The European integration project has been about eliminating interior barriers to the free movement of people, goods, capital, and services, but also about greater centralization and a larger bureaucracy. Support for these two goals is no more a natural partner than opposition, yet the broken mainstream politics on both sides of the Atlantic have managed to push just such a narrative, to varying success. It's a dangerous byproduct of the kind of populist rhetoric both Democrats and Republicans in the U.S., for example, have been deploying for years. Populist anger and cults of personality have had corrosive effects on the health of the kind of freedom-oriented policies that have made the last half century witness to the greatest worldwide increase in the quality of life in human history. Globalization did that—the increased freedom enjoyed by the people and markets of the world, not the bureaucrats and centralizers who have attached themselves to those processes and now claim they are an indispensable element of it and in fact must manage, micro-manage and otherwise tinker with it. It presents a two-fold threat to free people and free markets—first by directing legitimate anger about the results of bureaucratic meddling and centralization on the processes of freeing and decentralization, and second by insisting they must reverse and slow these processes in order to protect their beneficiaries, the people, from them. It's a tragedy of the era.

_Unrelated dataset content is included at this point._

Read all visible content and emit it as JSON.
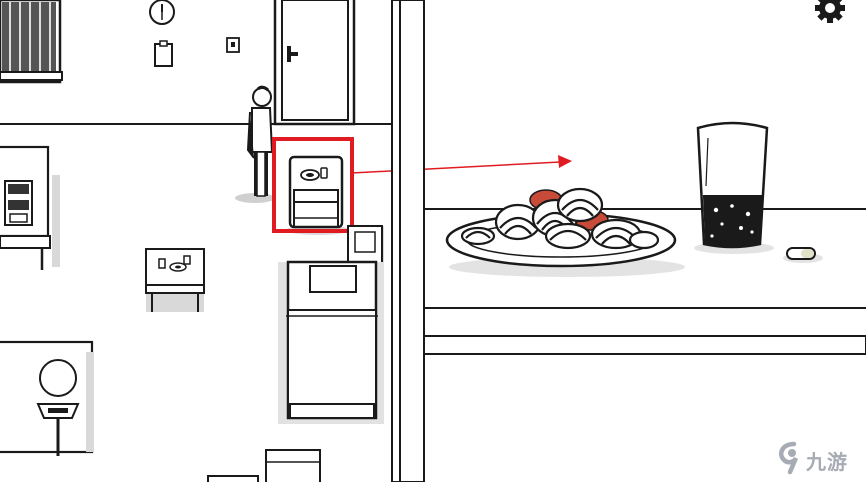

Trump, for his part, recently announced he would be attending the NATO summit in Brussels in May, During the campaign, he was a critic of the North Atlantic alliance, often complaining that the U.S. paid too much into the alliance. Since his election, the administration has signaled its support for the alliance—German Chanellor Angela Merkel said she was encouraged by such signals but that work remained on defending free trade.

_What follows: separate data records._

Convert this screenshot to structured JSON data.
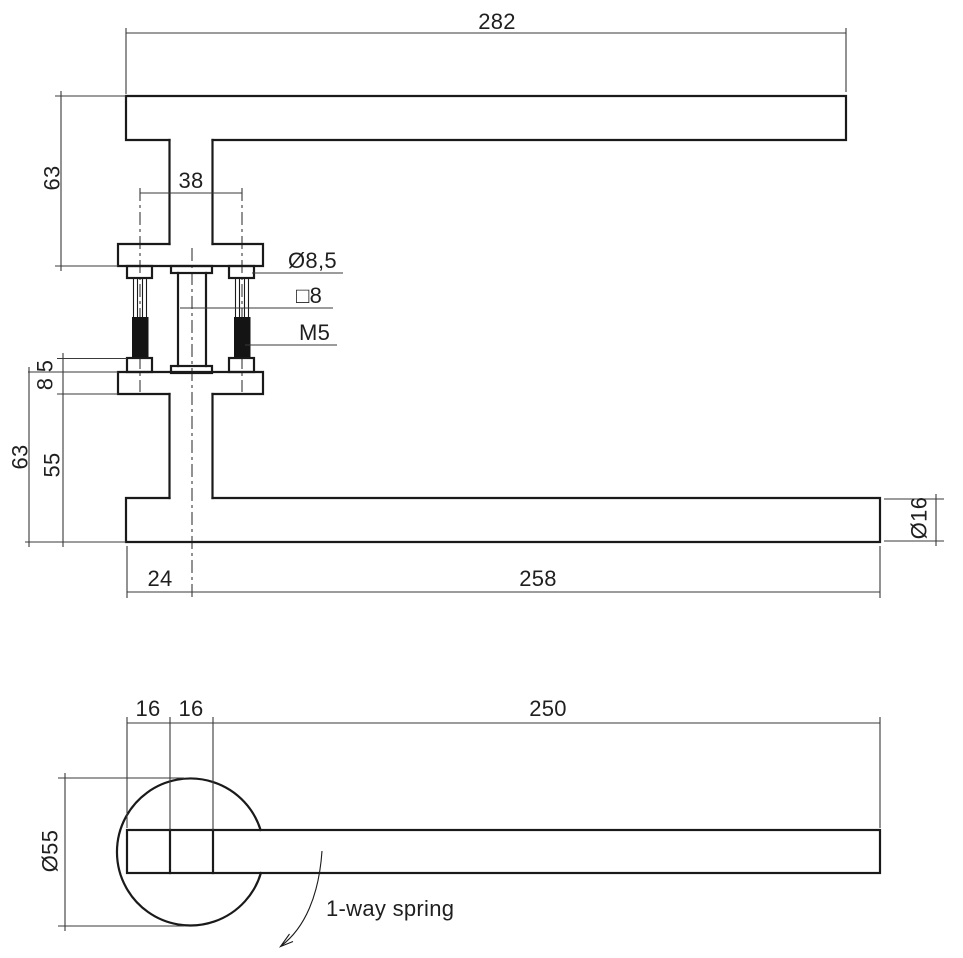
{
  "colors": {
    "line": "#1a1a1a",
    "dimension": "#3a3a3a",
    "background": "#ffffff"
  },
  "side_view": {
    "overall_length": "282",
    "height_upper": "63",
    "screw_spacing": "38",
    "hole_diameter": "Ø8,5",
    "spindle_square": "□8",
    "thread": "M5",
    "nut_height": "5",
    "rose_thickness": "8",
    "height_lower": "63",
    "face_to_bar": "55",
    "neck_offset": "24",
    "grip_length": "258",
    "tube_diameter": "Ø16"
  },
  "front_view": {
    "neck_width_left": "16",
    "neck_width_right": "16",
    "lever_length": "250",
    "rose_diameter": "Ø55",
    "spring_note": "1-way spring"
  }
}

An editorial in Der Spiegel, meanwhile, urged Germany and Europe to "prepare their political and economic defenses" in a column comparing Trump to Nero. Klaus Brinkbaumer, but he was engaged in histrionics not policy solutions, did not include military defenses. Instead he complained about the U.S. attitude toward its security arrangements. "The fact that the United States, a nuclear superpower that has dominated the world economically, militarily and culturally for decades, is now presenting itself as the victim," Brinkbaumer wrote, "calling in all seriousness for 'America first' and trying to force the rest of the world into humiliating concessions is absurd."

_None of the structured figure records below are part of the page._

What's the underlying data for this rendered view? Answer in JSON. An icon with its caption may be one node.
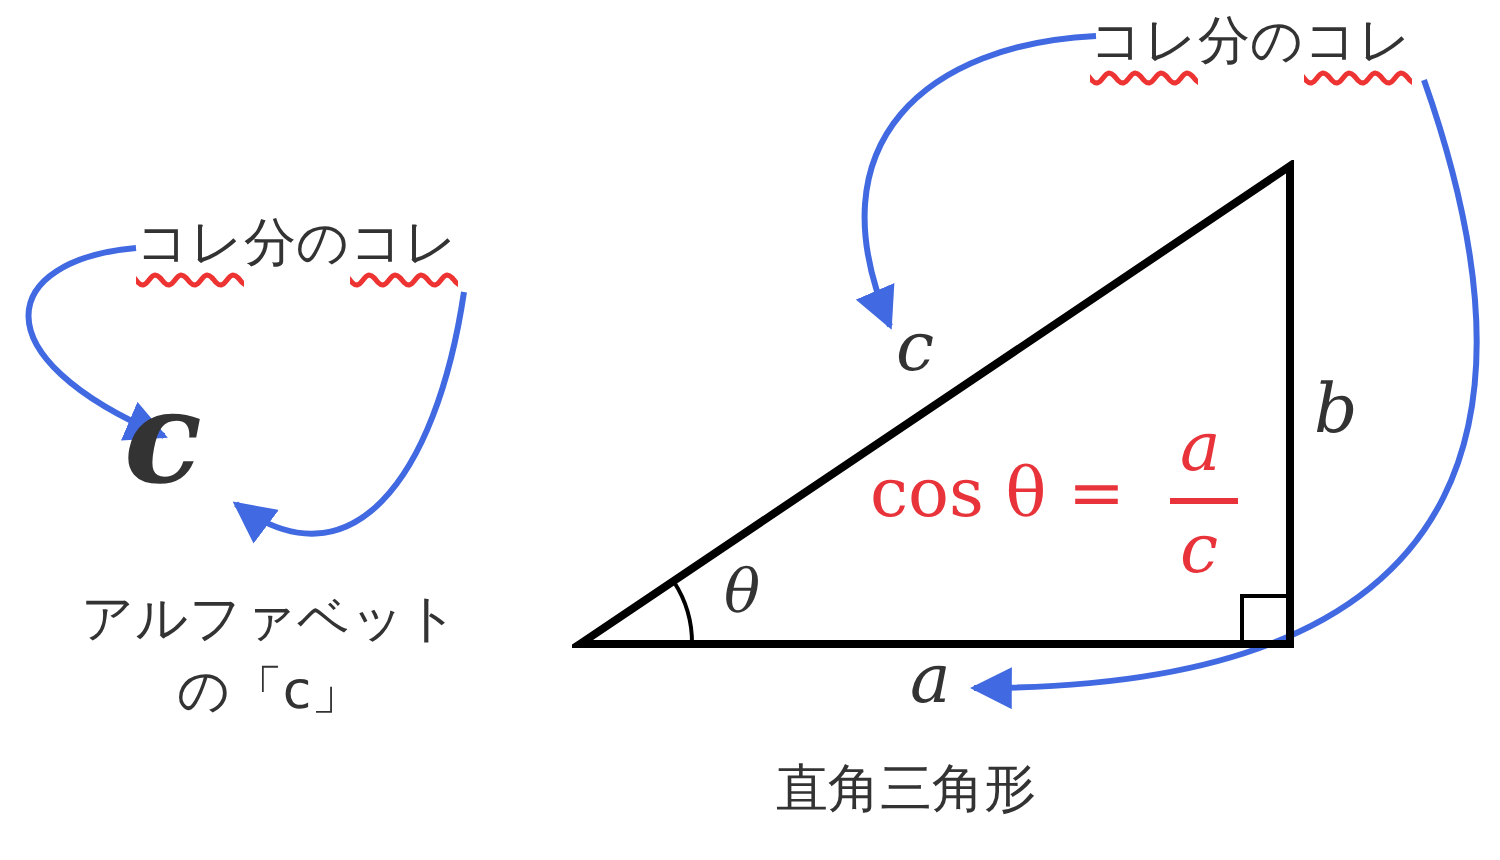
{
  "diagram": {
    "nodes": [
      {
        "text": [
          "コレ分のコレ"
        ]
      },
      {
        "text": [
          "c"
        ],
        "beside": [
          "アルファベットの「c」"
        ]
      },
      {
        "text": [
          "コレ分のコレ"
        ]
      },
      {
        "text": [],
        "shape": "triangle"
      },
      {
        "text": [
          "c"
        ]
      },
      {
        "text": [
          "a"
        ]
      }
    ],
    "edges": [
      {
        "from": 0,
        "to": 1,
        "arrow": "to"
      },
      {
        "from": 0,
        "to": 1,
        "arrow": "to"
      },
      {
        "from": 2,
        "to": 4,
        "arrow": "to"
      },
      {
        "from": 2,
        "to": 5,
        "arrow": "to"
      }
    ],
    "labels": [
      "θ",
      "b",
      "cos θ =",
      "a",
      "c",
      "直角三角形"
    ]
  }
}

Yet were Europe to take its security, and energy, independence seriously, it would find itself in a position where the politics and actions of the United States and Russia, the other major player influencing the debate within the European Union about their project, would matter less and less. U.S.-European tensions, such as they are, are driven largely by post-World War II security commitments that now enjoy far more support among American political leaders than the American population. Similarly, many of the arguments with Russia stem from Europe's reliance on Russian energy sources. Solutions to both problems are within reach—the U.S. has a president more open to redeploying out of Europe in favor of Europe defending itself, while Europe's energy independence has technological solutions like nuclear power that are thwarted by domestic politics. Focusing on these problems, rather than on what a Trump administration may or may not do for Europe, would be a far more effective strategy. Reducing America's security commitments could also help turn the tide of public opinion away from protectionism and toward freer trade, untethering as it would the concept of free trade from the practice of American meddling around the world. Seeking to further co-opt free trade and movement and its benefits as products of increasingly centralized bureaucracies actually interested in micro-managing those freedoms is at least as much a danger to the accomplishments of freedom in the 20th century as Trump.